Muslim Rohingya: “Menakutkan, Desa Kami dibakar, Banyak Anak dan Orang Tua Jadi Korban”
Gambar Ilustrasi. Source: Google
10Berita: Abdullah, laki-laki berusia 25 tahun, tak kuasa menahan air mata. Ia adalah salah satu dari ribuan warga Muslim Rohingya yang harus menyelamatkan diri ke Bangladesh, menyusul pecahnya kekerasan di Rakhine, Myanmar, pekan lalu.
“Sangat menakutkan … rumah-rumah dibakar, orang-orang berlarian meninggalkan rumah mereka, anak dan orang tua terpisah, beberapa di antaranya hilang, yang lainnya tewas,” kata Abdullah, seperti dilansir dari BBC, Jumat, (1/9/2017).
Abdullah berasal dari Desa Mee Chaung Zay, di kawasan Buthidaung, di negara bagian Rakhine. Ia mengatakan empat dari enam kampung di desanya ‘dibakar oleh aparat keamanan, yang membuat warga menyelamatkan diri ke negara tetangga, Bangladesh’.
Bersama ribuan warga desa, Abdullah mengungsi ke kaki Pegunungan Mayu. Ia mengungsi bersama istri dan anak perempuannya yang baru berusia lima tahun.
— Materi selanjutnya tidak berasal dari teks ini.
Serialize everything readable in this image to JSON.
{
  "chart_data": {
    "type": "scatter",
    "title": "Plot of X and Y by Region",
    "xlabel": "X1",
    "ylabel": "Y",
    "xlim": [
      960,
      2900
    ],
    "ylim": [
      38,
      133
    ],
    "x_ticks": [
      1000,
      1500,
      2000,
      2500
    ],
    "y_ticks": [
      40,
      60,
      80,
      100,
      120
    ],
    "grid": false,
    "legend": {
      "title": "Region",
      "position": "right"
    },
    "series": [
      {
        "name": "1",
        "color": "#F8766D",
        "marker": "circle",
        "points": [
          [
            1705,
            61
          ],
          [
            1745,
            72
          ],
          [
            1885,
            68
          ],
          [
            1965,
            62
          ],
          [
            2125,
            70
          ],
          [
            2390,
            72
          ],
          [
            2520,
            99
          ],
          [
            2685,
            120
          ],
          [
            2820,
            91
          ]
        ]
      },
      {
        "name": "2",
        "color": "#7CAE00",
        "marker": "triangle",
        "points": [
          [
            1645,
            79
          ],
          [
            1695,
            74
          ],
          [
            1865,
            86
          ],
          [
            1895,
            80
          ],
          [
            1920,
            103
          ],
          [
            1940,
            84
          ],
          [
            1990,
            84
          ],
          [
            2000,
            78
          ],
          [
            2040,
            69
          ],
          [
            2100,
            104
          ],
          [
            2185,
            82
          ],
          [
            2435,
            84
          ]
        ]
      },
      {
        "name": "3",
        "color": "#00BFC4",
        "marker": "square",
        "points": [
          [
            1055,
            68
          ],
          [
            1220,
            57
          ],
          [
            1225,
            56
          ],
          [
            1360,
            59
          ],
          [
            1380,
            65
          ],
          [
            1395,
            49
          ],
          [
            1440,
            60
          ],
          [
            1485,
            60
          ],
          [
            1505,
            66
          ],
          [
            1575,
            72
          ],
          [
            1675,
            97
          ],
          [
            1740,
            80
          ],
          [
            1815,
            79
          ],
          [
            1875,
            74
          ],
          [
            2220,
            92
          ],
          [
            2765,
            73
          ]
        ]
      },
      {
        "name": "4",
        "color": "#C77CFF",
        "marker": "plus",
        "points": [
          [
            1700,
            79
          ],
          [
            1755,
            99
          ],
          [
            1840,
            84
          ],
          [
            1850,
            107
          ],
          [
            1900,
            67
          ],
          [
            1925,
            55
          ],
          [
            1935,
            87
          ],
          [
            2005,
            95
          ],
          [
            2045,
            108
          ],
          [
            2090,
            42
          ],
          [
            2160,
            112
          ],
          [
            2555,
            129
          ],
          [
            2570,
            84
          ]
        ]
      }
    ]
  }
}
Ia membawa beras ketan, beberapa lembar plastik bekas dan botol-botol air yang kosong.
Inilah bekal berjalan kaki selama beberapa hari melewati pegunungan untuk menuju perbatasan Bangladesh. Jarak yang ia tempuh bersama warga Rohingya lain sekitar 20 kilometer.
“Saya masih menunggu kerabat lain. Begitu kami semua berkumpul, kami akan segera pergi (ke Bangladesh),” kata Abdullah.
Para pejabat PBB mengatakan hingga Rabu (30/08), jumlah warga Rohingya yang telah melewati perbatasan dan masuk ke Bangladesh lebih dari 18.000 orang, di antaranya adalah perempuan muda bernama Noor Begum.
“Jika kami kembali ke desa kami (di Rakhine), kami pasti akan dibunuh oleh tentara. Jangan paksa kami kembali ke sana,” kata Begum dengan berurai air mata kepada BBC di perbatasan Bangladesh-Myanmar.
“Lebih baik kami mati di sini, kami tak mau pulang,” katanya.
Gelombang pengungsian terbaru dipicu oleh serangan mematikan terhadap pos-pos keamanan di Rakhine oleh milisi Rohingya yang dibalas dengan operasi keamanan oleh militer Myanmar.
‘Trauma yang mendalam’
Wartawan AFP yang mengunjungi desa-desa yang dilanda konflik mengatakan asap rumah-rumah yang dibakar terlihat membumbung ke angkasa. Ia mengatakan kekerasan yang tak menunjukkan tanda-tanda mereda.
Setidaknya 110 orang tewas, 11 di antaranya pejabat negara bagian, sementara ribuan warga sipil mengungsi ke Bangladesh.
Organisasi Migrasi Internasional (IOM) mencatat jumlah warga Rohingya yang mengungsi mencapai sedikitnya 18.445 orang.
“Kondisi mereka mengenaskan. Mereka sangat membutuhkan makanan, layanan kesehatan, dan tempat penampungan,” kata Sanjukta Sahany, pejabat IOM di Cox’s Bazar, di perbatasan Bangladesh-Myanmar.
Ia mengatakan banyak warga Rohingya ini ‘yang mengalami luka, baik akibat tembakan senjata api maupun karena luka bakar’.
Di Myanmar, warga Rohingya tidak diakui, tak diberi status warga negara, dan dianggap sebagai imigran gelap, meski mereka mengklaim bahwa akar budaya mereka sudah ada di Myanmar sejak berabad-abad silam.
Kekerasan dalam beberapa hari ini menandai eskalasi dramatis sejak Oktober lalu ketika milisi Rohingya melakukan serangan dengan skala yang lebih kecil.
Ketika itu serangan ini juga dibalas dengan operasi militer, yang dikatakan PBB sebagai kejahatan terhadap kemanusiaan.